Si bien al término de la instrucción el fallecido fiscal federal Federico Delgado había requerido el juicio por la muerte de cinco personas y daños en 33 víctimas, el fiscal Osorio finalmente atribuyó a los imputados la responsabilidad por cuatro muertes y por las lesiones sufridas por otras 29 personas. Los tres homicidios culposos por los que finalmente condenó el TOCF fueron los de Verónica Díaz (22), Luciana Giménez (26) y Paulina Álvarez (35). “Sufrieron una muerte dolorosa con fallas hepáticas”, afirmó durante su exposición.

En relación con una de las víctimas, el representante del MPF recordó que Giménez cursaba un embarazo de 22 semanas, fue sometida a una cesárea de urgencia en noviembre de 2004 y que su hijo nació sin vida y ella murió a los pocos días.

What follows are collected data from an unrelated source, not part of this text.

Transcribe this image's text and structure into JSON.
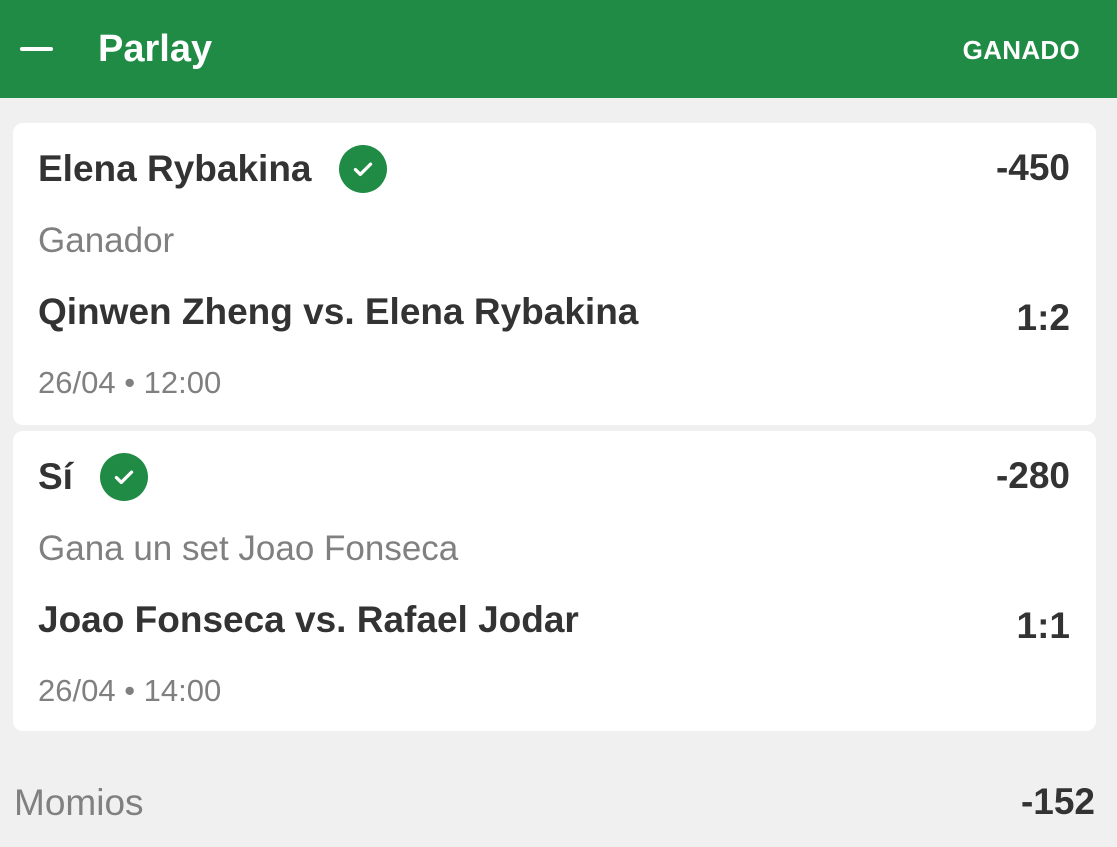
{
  "header": {
    "title": "Parlay",
    "status": "GANADO",
    "collapse_icon": "minus-icon",
    "background_color": "#1f8b45"
  },
  "legs": [
    {
      "selection": "Elena Rybakina",
      "status_icon": "check-circle-icon",
      "odds": "-450",
      "market": "Ganador",
      "event": "Qinwen Zheng vs. Elena Rybakina",
      "score": "1:2",
      "datetime": "26/04 • 12:00"
    },
    {
      "selection": "Sí",
      "status_icon": "check-circle-icon",
      "odds": "-280",
      "market": "Gana un set Joao Fonseca",
      "event": "Joao Fonseca vs. Rafael Jodar",
      "score": "1:1",
      "datetime": "26/04 • 14:00"
    }
  ],
  "footer": {
    "label": "Momios",
    "value": "-152"
  }
}
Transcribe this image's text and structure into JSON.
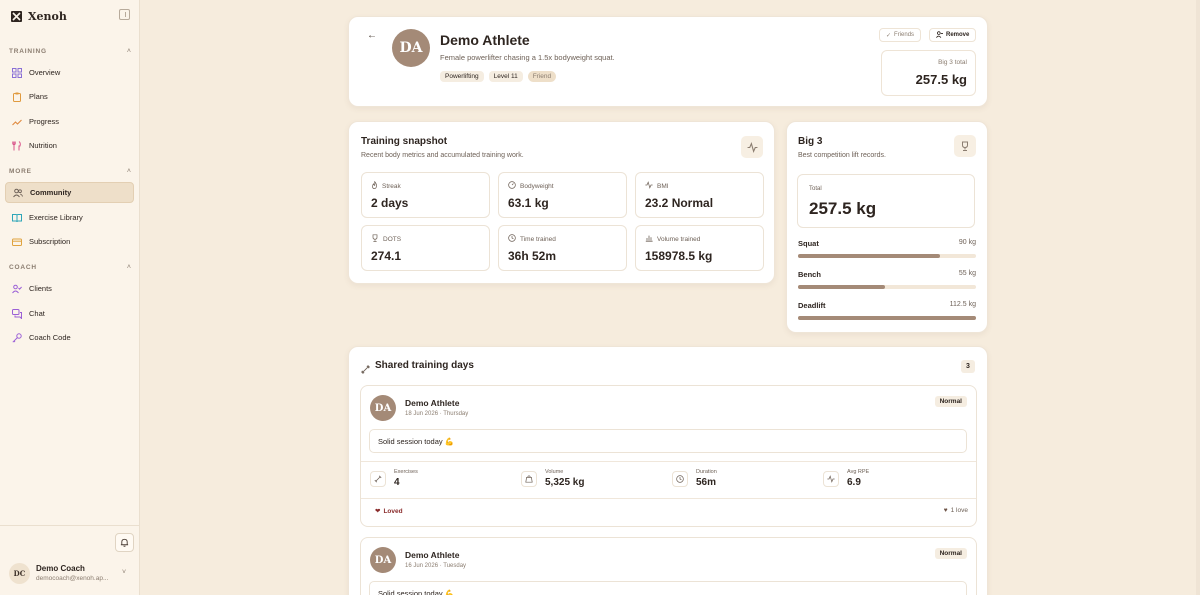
{
  "sidebar": {
    "brand": "Xenoh",
    "sections": {
      "training": "TRAINING",
      "more": "MORE",
      "coach": "COACH"
    },
    "items": [
      {
        "label": "Overview",
        "icon": "grid-icon",
        "color": "#8a6fd6"
      },
      {
        "label": "Plans",
        "icon": "clipboard-icon",
        "color": "#e09a3f"
      },
      {
        "label": "Progress",
        "icon": "trend-icon",
        "color": "#e08a3f"
      },
      {
        "label": "Nutrition",
        "icon": "utensils-icon",
        "color": "#d9538a"
      },
      {
        "label": "Community",
        "icon": "users-icon",
        "color": "#6e6157"
      },
      {
        "label": "Exercise Library",
        "icon": "book-icon",
        "color": "#2ea6b8"
      },
      {
        "label": "Subscription",
        "icon": "card-icon",
        "color": "#e0a33f"
      },
      {
        "label": "Clients",
        "icon": "user-check-icon",
        "color": "#9b5fd6"
      },
      {
        "label": "Chat",
        "icon": "chat-icon",
        "color": "#9b5fd6"
      },
      {
        "label": "Coach Code",
        "icon": "key-icon",
        "color": "#9b5fd6"
      }
    ],
    "user": {
      "initials": "DC",
      "name": "Demo Coach",
      "email": "democoach@xenoh.ap..."
    }
  },
  "profile": {
    "initials": "DA",
    "name": "Demo Athlete",
    "bio": "Female powerlifter chasing a 1.5x bodyweight squat.",
    "tags": [
      "Powerlifting",
      "Level 11",
      "Friend"
    ],
    "friends_label": "Friends",
    "remove_label": "Remove",
    "big3_label": "Big 3 total",
    "big3_value": "257.5 kg"
  },
  "snapshot": {
    "title": "Training snapshot",
    "subtitle": "Recent body metrics and accumulated training work.",
    "metrics": [
      {
        "label": "Streak",
        "value": "2 days",
        "icon": "flame-icon"
      },
      {
        "label": "Bodyweight",
        "value": "63.1 kg",
        "icon": "scale-icon"
      },
      {
        "label": "BMI",
        "value": "23.2 Normal",
        "icon": "pulse-icon"
      },
      {
        "label": "DOTS",
        "value": "274.1",
        "icon": "trophy-icon"
      },
      {
        "label": "Time trained",
        "value": "36h 52m",
        "icon": "clock-icon"
      },
      {
        "label": "Volume trained",
        "value": "158978.5 kg",
        "icon": "bar-chart-icon"
      }
    ]
  },
  "big3": {
    "title": "Big 3",
    "subtitle": "Best competition lift records.",
    "total_label": "Total",
    "total_value": "257.5 kg",
    "lifts": [
      {
        "name": "Squat",
        "value": "90 kg",
        "fraction": 0.8
      },
      {
        "name": "Bench",
        "value": "55 kg",
        "fraction": 0.49
      },
      {
        "name": "Deadlift",
        "value": "112.5 kg",
        "fraction": 1.0
      }
    ]
  },
  "shared": {
    "title": "Shared training days",
    "count": "3",
    "days": [
      {
        "initials": "DA",
        "name": "Demo Athlete",
        "date": "18 Jun 2026 · Thursday",
        "badge": "Normal",
        "note": "Solid session today 💪",
        "stats": [
          {
            "label": "Exercises",
            "value": "4",
            "icon": "dumbbell-icon"
          },
          {
            "label": "Volume",
            "value": "5,325 kg",
            "icon": "weight-icon"
          },
          {
            "label": "Duration",
            "value": "56m",
            "icon": "clock-icon"
          },
          {
            "label": "Avg RPE",
            "value": "6.9",
            "icon": "pulse-icon"
          }
        ],
        "loved_label": "Loved",
        "love_count": "1 love"
      },
      {
        "initials": "DA",
        "name": "Demo Athlete",
        "date": "16 Jun 2026 · Tuesday",
        "badge": "Normal",
        "note": "Solid session today 💪"
      }
    ]
  }
}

“Con el caso Yectafer ha quedado claro el funcionamiento de la organización criminal y la distribución de roles de esta asociación ilícita destinada a falsificar y poner en circulación en el mercado formal medicamentos obtenidos en forma irregular, tanto de procedencia ilegítima como de fabricación ilegal”, sintetizó el fiscal en su alegato.

En su exposición, Osorio enfatizó que el accionar de los imputados causó un “gravísimo daño a la salud pública” a la que pusieron en riesgo. Asimismo, subrayó que el accionar vinculado a Yectafer “no se trató de una operación aislada sino el funcionamiento de una organización criminal”.

La investigación incluyó a otros cinco acusados que no llegaron a la instancia de juicio debido a su fallecimiento durante el proceso. Entre ellos se encontraban Ángel Luis Cirullo y Carlos Guido Maidana, a quienes la fiscalía sindicó como jefe y organizador de la asociación ilícita que habría montado el laboratorio clandestino donde se elaboró el medicamento adulterado.